Jests and scoffs do lessen majesty and greatness and should be far from great personages and men of wisdom.

—Henry Peacham, 1622

Comedy, like sodomy, is an unnatural act.

—Marty Feldman, 1969

It is easy to distinguish between the joking that reflects good breeding and that which is coarse—the one, if aired at an apposite moment of mental relaxation, is becoming in the most serious of men, whereas the other is unworthy of any free person, if the content is indecent or the expression obscene.

—Cicero, c. 44 BC

There is nothing sillier than a silly laugh.

—Catullus, c. 60 BC

Wit enables us to act rudely with impunity.

—La Rochefoucauld, 1678

Jokes are grievances.

—Marshall McLuhan, 1969

I said of laughter, “It is mad,” and of pleasure, “What use is it?”
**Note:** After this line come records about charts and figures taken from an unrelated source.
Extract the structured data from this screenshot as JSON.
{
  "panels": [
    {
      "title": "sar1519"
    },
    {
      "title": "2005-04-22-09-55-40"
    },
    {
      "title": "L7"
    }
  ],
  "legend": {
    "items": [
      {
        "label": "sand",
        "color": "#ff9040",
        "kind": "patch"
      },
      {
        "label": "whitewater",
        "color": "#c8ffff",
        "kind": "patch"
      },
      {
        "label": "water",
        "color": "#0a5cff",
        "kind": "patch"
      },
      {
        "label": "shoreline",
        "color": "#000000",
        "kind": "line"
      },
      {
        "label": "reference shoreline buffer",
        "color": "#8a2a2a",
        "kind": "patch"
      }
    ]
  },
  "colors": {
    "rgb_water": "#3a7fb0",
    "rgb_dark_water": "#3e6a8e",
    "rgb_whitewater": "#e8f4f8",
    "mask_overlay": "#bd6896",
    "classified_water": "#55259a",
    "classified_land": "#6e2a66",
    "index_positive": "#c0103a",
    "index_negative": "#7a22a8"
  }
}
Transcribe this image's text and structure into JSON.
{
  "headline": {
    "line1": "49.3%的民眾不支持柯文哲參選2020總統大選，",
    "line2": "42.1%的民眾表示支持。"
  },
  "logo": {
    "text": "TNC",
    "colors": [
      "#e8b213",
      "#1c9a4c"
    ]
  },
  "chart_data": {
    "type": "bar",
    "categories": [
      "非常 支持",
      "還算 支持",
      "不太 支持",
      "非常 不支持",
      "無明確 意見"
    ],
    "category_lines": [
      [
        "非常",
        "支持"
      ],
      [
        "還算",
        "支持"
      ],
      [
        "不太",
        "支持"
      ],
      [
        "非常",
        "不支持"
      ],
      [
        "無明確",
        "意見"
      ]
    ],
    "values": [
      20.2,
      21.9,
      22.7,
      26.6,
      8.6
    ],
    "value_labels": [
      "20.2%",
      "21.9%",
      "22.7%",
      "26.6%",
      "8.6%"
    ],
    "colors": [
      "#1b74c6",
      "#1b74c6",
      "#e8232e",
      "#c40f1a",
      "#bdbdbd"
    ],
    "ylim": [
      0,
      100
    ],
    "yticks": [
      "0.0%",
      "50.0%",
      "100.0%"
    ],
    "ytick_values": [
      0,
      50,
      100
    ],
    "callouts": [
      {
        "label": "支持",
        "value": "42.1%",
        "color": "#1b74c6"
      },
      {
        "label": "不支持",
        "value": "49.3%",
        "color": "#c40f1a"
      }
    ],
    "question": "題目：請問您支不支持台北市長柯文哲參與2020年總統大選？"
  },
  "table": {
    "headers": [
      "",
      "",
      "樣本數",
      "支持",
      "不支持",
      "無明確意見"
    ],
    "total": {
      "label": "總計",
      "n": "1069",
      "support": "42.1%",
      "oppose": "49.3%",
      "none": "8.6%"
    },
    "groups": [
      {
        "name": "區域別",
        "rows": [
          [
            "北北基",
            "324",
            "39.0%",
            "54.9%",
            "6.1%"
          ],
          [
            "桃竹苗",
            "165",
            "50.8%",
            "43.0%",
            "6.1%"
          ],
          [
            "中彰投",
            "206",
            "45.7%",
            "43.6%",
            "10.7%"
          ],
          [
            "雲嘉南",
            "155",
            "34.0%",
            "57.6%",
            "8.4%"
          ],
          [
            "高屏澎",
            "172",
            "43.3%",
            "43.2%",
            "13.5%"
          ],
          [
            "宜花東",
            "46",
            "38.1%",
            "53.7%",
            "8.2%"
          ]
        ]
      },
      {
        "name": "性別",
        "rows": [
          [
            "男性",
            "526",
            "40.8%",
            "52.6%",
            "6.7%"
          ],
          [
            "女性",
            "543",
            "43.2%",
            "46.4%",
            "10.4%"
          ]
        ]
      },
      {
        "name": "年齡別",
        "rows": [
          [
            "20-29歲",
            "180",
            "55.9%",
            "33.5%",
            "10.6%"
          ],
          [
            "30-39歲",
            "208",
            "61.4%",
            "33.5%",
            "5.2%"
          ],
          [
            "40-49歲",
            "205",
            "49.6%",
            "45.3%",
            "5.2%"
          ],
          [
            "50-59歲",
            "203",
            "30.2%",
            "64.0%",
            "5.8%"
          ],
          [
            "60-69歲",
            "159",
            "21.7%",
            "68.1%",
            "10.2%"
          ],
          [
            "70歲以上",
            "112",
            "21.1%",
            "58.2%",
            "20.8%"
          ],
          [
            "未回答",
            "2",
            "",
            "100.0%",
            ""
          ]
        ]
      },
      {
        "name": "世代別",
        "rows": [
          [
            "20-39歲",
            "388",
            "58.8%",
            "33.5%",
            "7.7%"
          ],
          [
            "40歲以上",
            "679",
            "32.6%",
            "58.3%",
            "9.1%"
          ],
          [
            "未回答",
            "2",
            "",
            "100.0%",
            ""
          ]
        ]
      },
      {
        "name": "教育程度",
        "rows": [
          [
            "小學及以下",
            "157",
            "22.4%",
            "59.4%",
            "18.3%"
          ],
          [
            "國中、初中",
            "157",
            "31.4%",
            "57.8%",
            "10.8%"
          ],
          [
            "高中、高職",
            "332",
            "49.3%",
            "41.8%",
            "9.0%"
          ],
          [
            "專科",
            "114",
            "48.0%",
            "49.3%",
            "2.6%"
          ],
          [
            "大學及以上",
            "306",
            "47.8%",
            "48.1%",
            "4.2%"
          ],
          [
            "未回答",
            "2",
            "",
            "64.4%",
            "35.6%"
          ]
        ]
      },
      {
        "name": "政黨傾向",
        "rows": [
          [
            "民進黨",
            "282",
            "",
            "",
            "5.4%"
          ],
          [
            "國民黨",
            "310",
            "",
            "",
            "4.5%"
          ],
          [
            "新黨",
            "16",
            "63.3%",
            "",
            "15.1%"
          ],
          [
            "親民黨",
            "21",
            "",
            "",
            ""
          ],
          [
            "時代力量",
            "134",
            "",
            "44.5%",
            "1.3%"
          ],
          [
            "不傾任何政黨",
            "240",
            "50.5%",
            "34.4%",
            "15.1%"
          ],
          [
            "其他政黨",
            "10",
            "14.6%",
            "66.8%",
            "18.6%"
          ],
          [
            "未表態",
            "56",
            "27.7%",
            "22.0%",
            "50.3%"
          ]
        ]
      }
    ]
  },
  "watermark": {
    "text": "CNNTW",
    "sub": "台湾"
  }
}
—Book of Ecclesiastes, 225 BC

A jest breaks no bones.

—Samuel Johnson, 1781

Jesters do oft prove prophets.

—William Shakespeare, c. 1605

Some things are privileged from jest—namely, religion, matters of state, great persons, all men’s present business of importance, and any case that deserves pity.

—Francis Bacon, 1597

Laughter always arises from a gaiety of disposition, absolutely incompatible with contempt and indignation.

—Voltaire, 1736

No man ever distinguished himself who could not bear to be laughed at.

—Maria Edgeworth, 1809

He who laugheth too much, hath the nature of a fool; he that laugheth not at all, hath the nature of an old cat.